The exercise price for PSOs shall be 110% of the Fair Market Value per share of the Company’s Stock on the date of grant.

 

4.0 Limitations on Grants and Carryover

 

Notwithstanding Sections 2 and 3, the maximum number of Restricted Shares that may be granted to all Senior Executives for any Plan Year shall be 500,000, and the maximum number of PSOs that may be granted to all Senior Executives for any Plan Year shall be 730,000. In the event that the limitations shall be in effect for any Plan Year, the dollar amount to be invested for each Senior Executive shall be reduced by proration based on the aggregate Total Bonus Payouts or Target Incentive Awards of all Senior Executives so that the limitations are not exceeded. The amount of any such reduction shall be carried forward to subsequent years and invested in Restricted Shares or PSOs to the extent the annual limitation is not exceeded in such years.

 

5.0 The Stock Incentive Plan

 

Except as modified herein, PSOs are Incentive Stock Options under the Company’s SIP Plan as amended from time to time to the extent they are eligible for treatment as such under Section 422 of the Internal Revenue Code.
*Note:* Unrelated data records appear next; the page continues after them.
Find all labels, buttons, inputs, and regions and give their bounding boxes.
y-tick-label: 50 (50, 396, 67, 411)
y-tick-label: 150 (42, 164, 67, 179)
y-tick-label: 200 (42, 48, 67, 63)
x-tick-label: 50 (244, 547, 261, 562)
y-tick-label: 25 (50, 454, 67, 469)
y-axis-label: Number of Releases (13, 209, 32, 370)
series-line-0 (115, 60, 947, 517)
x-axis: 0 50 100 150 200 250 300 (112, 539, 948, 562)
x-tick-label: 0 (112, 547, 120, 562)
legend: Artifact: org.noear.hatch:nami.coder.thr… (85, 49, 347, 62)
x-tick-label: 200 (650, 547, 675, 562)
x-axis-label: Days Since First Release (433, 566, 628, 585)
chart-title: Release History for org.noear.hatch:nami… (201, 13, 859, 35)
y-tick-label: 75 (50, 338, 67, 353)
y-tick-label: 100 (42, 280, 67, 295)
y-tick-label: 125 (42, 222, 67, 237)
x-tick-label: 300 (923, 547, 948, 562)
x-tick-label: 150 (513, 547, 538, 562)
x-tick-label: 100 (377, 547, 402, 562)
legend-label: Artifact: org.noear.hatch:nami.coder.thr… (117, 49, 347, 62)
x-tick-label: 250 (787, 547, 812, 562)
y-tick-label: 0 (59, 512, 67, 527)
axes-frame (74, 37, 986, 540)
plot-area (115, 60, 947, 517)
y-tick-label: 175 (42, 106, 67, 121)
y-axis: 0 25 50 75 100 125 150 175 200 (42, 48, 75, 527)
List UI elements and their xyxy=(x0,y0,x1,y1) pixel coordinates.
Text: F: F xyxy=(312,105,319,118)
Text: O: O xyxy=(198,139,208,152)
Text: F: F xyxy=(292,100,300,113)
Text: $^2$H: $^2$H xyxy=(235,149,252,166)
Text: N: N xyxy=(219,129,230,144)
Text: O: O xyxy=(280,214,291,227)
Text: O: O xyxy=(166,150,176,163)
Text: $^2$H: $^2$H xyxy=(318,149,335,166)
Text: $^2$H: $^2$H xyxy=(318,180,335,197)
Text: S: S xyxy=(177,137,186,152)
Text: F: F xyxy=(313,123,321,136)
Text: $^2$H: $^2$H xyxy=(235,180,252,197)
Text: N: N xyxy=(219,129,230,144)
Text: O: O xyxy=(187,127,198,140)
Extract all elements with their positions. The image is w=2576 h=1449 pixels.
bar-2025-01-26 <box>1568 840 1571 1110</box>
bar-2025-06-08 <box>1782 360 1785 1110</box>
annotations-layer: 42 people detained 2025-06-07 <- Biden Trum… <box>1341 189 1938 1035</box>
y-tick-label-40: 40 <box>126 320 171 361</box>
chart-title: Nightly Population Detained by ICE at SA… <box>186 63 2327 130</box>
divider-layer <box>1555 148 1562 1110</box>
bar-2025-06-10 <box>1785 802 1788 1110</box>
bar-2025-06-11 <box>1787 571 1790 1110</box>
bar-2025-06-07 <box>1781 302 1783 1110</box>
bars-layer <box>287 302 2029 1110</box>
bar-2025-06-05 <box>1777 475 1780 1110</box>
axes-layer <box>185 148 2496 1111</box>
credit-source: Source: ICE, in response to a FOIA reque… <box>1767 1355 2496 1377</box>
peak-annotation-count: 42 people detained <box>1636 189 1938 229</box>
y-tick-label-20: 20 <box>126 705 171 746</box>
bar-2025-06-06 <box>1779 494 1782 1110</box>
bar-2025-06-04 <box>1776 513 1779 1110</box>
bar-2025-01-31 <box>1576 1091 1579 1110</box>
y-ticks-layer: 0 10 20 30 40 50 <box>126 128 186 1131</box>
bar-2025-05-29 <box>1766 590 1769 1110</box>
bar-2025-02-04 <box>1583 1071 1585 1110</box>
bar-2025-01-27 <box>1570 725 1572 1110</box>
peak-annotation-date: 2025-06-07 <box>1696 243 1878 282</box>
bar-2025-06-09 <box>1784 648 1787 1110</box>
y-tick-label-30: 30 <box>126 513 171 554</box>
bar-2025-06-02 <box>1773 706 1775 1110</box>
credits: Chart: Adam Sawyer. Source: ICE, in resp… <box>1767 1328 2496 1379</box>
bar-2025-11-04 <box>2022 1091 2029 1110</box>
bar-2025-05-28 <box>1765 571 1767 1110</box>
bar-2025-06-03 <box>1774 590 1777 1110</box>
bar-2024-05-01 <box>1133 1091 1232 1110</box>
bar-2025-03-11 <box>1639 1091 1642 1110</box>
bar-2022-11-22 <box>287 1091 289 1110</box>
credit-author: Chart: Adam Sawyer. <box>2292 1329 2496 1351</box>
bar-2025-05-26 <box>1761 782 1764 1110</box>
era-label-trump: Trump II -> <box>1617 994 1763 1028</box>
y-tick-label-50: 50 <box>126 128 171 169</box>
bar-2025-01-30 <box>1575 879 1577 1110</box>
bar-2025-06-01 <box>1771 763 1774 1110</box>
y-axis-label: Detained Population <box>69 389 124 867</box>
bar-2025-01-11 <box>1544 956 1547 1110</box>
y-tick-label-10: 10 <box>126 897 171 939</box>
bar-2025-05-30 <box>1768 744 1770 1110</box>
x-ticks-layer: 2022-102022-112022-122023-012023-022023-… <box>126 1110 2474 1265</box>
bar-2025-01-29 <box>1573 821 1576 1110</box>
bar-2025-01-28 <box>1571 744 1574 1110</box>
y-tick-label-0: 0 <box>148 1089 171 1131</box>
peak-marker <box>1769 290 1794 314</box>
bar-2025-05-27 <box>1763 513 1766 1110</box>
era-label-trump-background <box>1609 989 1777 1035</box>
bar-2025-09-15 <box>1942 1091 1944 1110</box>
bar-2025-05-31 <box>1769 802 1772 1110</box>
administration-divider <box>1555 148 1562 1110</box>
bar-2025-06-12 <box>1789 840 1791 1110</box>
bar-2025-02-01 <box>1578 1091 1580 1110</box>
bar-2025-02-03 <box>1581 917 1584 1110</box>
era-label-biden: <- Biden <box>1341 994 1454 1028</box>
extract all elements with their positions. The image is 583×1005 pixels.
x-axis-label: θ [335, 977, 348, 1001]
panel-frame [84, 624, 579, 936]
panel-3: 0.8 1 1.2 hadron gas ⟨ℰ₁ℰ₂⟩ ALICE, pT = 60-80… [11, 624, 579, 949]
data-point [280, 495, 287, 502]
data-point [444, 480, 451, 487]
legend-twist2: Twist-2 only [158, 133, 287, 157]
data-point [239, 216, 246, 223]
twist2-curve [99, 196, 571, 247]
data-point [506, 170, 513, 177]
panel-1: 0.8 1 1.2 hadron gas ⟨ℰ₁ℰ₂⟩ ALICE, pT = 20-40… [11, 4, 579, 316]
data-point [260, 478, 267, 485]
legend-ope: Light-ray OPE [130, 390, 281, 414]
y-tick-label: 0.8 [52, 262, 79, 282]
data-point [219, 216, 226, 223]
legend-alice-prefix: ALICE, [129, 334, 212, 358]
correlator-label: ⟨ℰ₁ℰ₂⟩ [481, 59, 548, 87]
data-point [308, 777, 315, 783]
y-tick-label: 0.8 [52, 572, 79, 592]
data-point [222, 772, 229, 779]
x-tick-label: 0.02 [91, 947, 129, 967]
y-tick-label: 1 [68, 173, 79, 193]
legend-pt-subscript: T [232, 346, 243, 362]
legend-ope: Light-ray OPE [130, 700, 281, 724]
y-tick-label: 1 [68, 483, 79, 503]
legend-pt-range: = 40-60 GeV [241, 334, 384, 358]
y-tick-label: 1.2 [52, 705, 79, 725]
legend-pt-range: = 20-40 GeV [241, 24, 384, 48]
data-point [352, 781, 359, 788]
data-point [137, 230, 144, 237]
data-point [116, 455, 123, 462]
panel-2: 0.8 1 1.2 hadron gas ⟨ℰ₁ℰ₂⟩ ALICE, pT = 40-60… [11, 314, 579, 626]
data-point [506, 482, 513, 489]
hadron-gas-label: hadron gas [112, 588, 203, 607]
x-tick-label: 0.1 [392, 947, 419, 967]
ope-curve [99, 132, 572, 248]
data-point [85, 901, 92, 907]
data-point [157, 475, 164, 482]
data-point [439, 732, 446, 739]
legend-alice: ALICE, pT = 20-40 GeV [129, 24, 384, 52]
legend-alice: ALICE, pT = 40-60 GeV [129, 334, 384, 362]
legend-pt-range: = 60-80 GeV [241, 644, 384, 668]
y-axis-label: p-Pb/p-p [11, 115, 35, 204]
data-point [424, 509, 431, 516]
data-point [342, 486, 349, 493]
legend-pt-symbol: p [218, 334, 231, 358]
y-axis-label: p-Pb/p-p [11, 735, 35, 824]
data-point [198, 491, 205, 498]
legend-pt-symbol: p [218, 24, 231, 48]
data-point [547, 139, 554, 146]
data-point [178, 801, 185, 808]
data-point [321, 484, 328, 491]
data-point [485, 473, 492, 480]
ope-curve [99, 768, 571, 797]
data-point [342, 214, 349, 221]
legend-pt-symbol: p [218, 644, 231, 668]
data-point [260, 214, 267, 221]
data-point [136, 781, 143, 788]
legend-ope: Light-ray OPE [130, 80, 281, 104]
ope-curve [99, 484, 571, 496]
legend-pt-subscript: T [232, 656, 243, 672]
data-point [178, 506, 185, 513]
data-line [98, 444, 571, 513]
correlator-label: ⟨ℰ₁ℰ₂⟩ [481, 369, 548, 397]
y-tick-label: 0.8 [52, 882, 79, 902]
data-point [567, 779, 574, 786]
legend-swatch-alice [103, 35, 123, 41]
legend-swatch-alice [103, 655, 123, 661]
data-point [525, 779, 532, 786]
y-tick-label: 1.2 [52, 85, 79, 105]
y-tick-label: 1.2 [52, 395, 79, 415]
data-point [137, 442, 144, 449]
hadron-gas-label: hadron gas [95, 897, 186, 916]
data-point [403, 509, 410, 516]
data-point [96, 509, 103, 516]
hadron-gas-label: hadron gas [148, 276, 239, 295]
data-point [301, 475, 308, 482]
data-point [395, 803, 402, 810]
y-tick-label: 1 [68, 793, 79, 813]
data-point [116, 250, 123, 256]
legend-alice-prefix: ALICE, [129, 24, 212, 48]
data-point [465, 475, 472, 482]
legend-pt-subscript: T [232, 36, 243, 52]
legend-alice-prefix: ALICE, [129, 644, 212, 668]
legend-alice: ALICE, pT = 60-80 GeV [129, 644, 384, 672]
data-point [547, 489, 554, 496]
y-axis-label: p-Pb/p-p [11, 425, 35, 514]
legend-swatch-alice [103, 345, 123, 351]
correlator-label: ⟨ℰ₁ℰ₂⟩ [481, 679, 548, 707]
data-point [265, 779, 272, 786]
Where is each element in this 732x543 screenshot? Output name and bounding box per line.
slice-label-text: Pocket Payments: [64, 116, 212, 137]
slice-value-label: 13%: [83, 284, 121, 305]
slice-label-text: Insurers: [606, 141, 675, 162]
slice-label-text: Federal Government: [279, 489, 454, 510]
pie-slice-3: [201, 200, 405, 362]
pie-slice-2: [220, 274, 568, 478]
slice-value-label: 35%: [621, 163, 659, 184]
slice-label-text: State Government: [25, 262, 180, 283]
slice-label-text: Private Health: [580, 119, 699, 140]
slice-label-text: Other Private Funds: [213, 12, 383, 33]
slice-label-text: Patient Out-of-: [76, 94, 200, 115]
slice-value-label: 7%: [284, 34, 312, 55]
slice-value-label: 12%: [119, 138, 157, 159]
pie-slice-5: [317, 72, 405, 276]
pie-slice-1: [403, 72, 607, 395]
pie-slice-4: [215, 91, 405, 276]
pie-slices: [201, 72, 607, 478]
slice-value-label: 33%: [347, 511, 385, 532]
If not eligible for ISO treatment, the PSOs shall constitute nonqualified stock options. Except as specifically modified herein, PSOs shall be governed by the terms of the Company’s SIP Plan, and shall be granted as described in this Program annually unless the Committee modifies or terminates either the EVA Plan or the SIP Plan. As provided in the SIP Plan, all grants of PSOs to Participants who are subject to Sec. 16(b) of the Securities Exchange Act of 1934 are subject to approval of the Company Shareholders. In the event such approval is not obtained, this Program shall terminate.

 

6.0 Definitions

 

All capitalized terms used herein that are not otherwise defined shall have the same meaning given to them in the Company’s Economic Value Added Incentive Compensation Plan.